Biden administration officials say sweeping agreements to be announced on semiconductors, critical minerals, technology, space cooperation and defence cooperation and sales will ring in a new era in relations between the two countries.

Some are aimed at diversifying supply chains to reduce dependence on China. Others are aimed at cornering the market in advanced technologies that may feature on the battlefields of the future.

The United States has sought to address China’s rising influence in the Indo-Pacific region by bolstering defense ties with countries like India, Japan, Australia, South Korea as well as countries across the Pacific and Southeast Asia.

India’s largest trading partner is the US, but the U.S. has much larger trading relationships with China, the EU, and North American neighbors.

Biden and Modi will sign off on a deal to allow General Electric to produce jet engines in India to power Indian military aircraft, through an agreement with Hindustan Aeronautics.

US Navy ships in the region will be able to stop in Indian shipyards for repairs under a maritime agreement, and India will procure US-made armed MQ-9B SeaGuardian drones.

US chipmaker Micron Technology’s plans a $2.7 billion semiconductor testing and packaging unit, to be built in Modi’s home state of Gujarat.

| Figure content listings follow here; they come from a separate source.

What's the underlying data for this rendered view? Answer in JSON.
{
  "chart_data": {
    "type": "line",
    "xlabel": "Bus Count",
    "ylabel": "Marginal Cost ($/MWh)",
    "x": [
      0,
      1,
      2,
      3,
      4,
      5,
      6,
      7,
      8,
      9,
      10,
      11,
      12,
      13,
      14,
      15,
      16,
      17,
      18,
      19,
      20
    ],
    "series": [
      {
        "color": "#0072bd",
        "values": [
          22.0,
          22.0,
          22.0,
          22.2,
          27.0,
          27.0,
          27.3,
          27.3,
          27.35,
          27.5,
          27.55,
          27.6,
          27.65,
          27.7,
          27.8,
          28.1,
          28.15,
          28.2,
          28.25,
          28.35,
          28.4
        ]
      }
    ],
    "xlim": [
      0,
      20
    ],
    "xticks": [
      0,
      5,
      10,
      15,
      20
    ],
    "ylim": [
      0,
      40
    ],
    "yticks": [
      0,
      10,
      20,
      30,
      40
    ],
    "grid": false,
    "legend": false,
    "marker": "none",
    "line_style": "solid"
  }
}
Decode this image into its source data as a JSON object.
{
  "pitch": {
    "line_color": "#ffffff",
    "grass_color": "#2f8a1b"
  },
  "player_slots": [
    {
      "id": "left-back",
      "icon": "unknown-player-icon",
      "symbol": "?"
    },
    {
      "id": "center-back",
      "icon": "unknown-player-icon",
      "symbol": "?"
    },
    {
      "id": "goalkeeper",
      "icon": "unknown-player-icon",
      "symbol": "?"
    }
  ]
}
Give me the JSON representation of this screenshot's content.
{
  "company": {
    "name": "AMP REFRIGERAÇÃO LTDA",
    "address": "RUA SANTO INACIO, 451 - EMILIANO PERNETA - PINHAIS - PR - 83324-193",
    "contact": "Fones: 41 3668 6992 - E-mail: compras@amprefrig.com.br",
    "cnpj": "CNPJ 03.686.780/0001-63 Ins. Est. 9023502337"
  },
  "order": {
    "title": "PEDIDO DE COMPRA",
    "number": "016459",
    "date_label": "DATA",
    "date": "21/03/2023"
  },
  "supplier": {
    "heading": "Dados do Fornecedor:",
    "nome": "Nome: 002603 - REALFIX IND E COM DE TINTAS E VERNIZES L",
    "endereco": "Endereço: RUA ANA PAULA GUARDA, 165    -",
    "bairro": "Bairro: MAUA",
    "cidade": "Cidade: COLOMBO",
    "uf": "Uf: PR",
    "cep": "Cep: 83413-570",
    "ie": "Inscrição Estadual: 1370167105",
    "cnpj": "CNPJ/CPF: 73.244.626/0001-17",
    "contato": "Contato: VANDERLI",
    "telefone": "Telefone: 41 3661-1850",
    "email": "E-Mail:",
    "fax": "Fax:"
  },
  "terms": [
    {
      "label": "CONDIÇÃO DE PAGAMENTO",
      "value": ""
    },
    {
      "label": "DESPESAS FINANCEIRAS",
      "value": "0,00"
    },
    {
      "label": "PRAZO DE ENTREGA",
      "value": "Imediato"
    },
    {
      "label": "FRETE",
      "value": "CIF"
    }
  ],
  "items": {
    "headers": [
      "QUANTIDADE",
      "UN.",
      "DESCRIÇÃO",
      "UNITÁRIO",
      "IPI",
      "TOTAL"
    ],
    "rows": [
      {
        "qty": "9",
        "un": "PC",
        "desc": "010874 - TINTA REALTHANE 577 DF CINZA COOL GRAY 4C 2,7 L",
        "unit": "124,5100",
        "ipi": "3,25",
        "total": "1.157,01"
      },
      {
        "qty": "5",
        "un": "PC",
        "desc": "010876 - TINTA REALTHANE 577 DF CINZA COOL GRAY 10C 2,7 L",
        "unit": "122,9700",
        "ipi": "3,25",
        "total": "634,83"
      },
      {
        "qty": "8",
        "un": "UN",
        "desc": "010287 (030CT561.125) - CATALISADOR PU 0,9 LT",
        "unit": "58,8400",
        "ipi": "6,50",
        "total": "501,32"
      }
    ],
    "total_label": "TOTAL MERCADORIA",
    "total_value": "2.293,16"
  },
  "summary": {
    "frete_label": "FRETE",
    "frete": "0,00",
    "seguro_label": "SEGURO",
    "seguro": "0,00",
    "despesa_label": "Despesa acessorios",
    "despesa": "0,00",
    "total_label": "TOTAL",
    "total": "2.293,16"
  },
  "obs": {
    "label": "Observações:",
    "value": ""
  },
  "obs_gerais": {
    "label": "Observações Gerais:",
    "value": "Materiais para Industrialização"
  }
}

The US will also make it easier for skilled Indian workers to get and renew US visas.

India also agreed to join the US-led Artemis Accords on space exploration and to work with NASA on a joint mission to the International Space Station in 2024.

Progressive lawmakers boycott

The flurry of agreements comes as some lawmakers have raised serious concerns about democratic backsliding in India.

Several progressive Democrats - including US Representatives Alexandria Ocasio-Cortez, Ilhan Omar and Rashida Tlaib - said they would boycott Modi’s address to Congress.

“I encourage my colleagues who stand for pluralism, tolerance and freedom of the press to join me in doing the same,” Ocasio-Cortez said Wednesday on Twitter.

Meanwhile, Republican House of Representatives Speaker Kevin McCarthy told reporters he was planning a bipartisan congressional delegation to India in October.

Modi has been to the United States five times since becoming prime minister in 2014, but the trip is his first with the full diplomatic status of a state visit. He will address US CEOs at a reception on Friday, as American companies plan new investments in India.